日本の演歌を聞いていると、ポルトガルのファド(Fado)という音楽を思い出すことがあります。大陸の東端と西端に遠く離れながらも、なんだか同じ匂いがあるような気がして。

ファドとはこんな音楽です。

ポルトガル固有楽器のギターラ(洋梨型ボディのもの、スチール12弦)とヴィオラクラシカ(クラシックギターのこと)とマイクを使用しないファディスタの歌声。それが織りなすきらびやかなのにメランコリックな旋律。語るようでもあり熱唱するようでもあり、悲しいようでもあり明るいようでもある。そんな不思議な魅力ある響きです。

ファドの歴史は19世紀、ポルトガルのリスボンからはじまると言われています。ポルトガルの植民地ブラジル起源説もありますが、ホセ・アルベルト・サルディーニャは、リスボンの町で物語歌を歌う盲目の物乞い音楽家が広めたという説を支持しています。

ファドの語源は諸説ありますが、宿命を意味するラテン語“Fatum”説、作曲することを意味するスカンジナビア語のファタ説、詩人を意味する古フランス語のファティスト説などがありますが、いずれにしてもリスボンの様々な文化の混合スープから生まれてきたというイメージは共通にあるようです。

ファドはリスボンの下層階級の庶民によって、歓楽街、闘牛場、路地、居酒屋などあらゆる場所で歌われ、19世紀半ばにリスボンの劇場でも演奏されるようになり、19世紀末から20世紀初頭にかけて有名になります。Maria Severa(1820〜1846)という人気のファド歌手と Vimioso 伯爵との身分違いの悲恋と彼女の26歳という早すぎる死などが話題になったことをきっかけに貴族のサロンにファドが広がり、やがて王室でもファドが演奏されるようになり、この話が1931年には“A Severa”として映画化されたことで世界中にファドが知られることになります。1930年代から1940年代には、映画、劇場、ラジオがファドを取り上げて商業化され、その後ファド・ハウスが誕生してプロのファディスタを見ることができるようになり、ファドは現在ユネスコの無形文化遺産に指定されています。

ファドでよく唄われる内容は、憧れと訳されるサウダージ(喪失感、欠乏感、距離感、愛感が混ざり合った感覚)、郷愁、嫉妬、典型的な近所の日常生活の小さな物語、そして闘牛など。社会的政治的問題については政権によって検閲されたため、ファドの内容にはなりませんでした。

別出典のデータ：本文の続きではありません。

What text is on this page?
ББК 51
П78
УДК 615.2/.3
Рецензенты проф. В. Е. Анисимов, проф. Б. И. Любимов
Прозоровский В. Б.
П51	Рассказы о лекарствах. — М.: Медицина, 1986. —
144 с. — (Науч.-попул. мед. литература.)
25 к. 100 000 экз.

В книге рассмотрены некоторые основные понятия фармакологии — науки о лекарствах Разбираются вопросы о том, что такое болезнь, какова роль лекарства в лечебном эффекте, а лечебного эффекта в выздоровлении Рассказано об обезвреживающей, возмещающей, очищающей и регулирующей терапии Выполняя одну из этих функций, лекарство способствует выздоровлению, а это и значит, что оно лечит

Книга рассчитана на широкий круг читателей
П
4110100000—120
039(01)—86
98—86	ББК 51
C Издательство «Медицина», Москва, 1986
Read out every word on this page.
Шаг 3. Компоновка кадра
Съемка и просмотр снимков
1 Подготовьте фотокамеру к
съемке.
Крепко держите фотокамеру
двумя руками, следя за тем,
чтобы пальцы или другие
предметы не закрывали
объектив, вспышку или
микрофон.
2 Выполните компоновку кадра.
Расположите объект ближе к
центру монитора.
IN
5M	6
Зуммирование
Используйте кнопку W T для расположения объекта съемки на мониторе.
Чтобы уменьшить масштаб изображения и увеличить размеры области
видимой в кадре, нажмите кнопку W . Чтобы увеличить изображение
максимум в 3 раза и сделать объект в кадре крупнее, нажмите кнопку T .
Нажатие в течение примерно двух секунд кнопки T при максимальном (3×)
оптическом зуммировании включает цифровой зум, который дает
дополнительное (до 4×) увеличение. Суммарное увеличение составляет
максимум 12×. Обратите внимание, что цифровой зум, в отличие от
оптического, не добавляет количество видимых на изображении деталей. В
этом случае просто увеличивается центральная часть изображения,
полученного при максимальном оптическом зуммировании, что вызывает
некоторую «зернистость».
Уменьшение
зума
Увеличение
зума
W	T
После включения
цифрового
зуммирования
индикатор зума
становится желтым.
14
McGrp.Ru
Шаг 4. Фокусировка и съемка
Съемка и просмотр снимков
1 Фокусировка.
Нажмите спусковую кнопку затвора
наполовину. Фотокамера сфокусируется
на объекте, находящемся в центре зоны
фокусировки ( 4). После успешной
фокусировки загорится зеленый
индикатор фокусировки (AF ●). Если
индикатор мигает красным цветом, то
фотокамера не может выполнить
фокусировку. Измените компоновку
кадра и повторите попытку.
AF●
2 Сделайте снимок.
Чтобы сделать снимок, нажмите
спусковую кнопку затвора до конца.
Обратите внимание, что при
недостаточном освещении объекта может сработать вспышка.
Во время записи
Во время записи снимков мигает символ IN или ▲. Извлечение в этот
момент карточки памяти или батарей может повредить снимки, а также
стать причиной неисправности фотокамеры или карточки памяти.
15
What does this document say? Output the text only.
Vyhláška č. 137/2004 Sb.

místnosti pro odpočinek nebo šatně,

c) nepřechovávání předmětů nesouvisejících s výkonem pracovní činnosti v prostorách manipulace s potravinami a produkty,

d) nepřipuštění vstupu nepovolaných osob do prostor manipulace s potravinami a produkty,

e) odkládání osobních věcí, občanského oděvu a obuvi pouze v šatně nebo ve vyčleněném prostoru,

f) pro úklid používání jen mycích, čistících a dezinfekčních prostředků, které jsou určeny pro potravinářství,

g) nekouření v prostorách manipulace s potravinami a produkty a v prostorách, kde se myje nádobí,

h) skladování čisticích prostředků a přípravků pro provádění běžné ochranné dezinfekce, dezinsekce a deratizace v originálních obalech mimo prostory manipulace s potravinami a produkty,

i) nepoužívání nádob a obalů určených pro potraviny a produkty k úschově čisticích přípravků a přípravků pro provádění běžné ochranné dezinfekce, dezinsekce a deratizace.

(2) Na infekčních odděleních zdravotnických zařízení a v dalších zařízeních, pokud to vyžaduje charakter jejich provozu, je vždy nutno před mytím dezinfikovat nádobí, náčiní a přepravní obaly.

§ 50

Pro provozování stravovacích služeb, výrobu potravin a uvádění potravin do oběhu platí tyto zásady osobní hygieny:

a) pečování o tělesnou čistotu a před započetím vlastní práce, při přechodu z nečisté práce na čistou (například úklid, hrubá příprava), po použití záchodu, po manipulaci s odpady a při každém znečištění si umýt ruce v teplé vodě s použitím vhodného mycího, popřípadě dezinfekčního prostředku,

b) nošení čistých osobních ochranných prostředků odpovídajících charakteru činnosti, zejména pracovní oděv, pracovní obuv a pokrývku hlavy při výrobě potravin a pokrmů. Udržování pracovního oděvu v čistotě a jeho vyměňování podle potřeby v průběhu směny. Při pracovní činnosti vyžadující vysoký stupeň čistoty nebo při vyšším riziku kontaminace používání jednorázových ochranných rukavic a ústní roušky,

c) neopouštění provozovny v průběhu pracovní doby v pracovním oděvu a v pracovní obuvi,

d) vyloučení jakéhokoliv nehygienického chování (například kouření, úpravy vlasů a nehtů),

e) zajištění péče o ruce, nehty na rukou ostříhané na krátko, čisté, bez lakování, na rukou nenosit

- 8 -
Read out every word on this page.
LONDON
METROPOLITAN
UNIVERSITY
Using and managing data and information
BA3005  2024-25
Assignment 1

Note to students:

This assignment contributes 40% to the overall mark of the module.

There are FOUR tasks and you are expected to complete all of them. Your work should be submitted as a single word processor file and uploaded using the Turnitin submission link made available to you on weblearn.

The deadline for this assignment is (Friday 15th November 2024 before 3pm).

以上がファドという音楽の概要です。盲目の物語系音楽家から始まるというところが琵琶法師や瞽女唄を思わせたり、歌われた場所や歌の内容そして使われる楽器が日本の酒場の流しや門付けのようでもあり、貧しい下層階級の歌手と貴族の交わりの物語が今様を歌い舞う白拍子と武士や貴族の物語に似ていたり、悲恋の愛好が江戸時代の歌舞伎や浄瑠璃のようでもあり、随所に既視感が感じられます。

人間の歴史というのは洋の東西を問わず案外同じパターンの繰り返しで、これぞ日本の音楽とかこれぞポルトガルの音楽とか思っても、それは根っこのところで繋がった人間の音楽というだけのことなのかもしれません。もしかして、強く民俗的な固有性を感じるときほどそれは普遍性に触れていたり、逆に普遍性に迫ろうとするほどそれは固有の色彩を帯びてくるという天邪鬼(あまのじゃく)な仕組みがあるのでしょうか。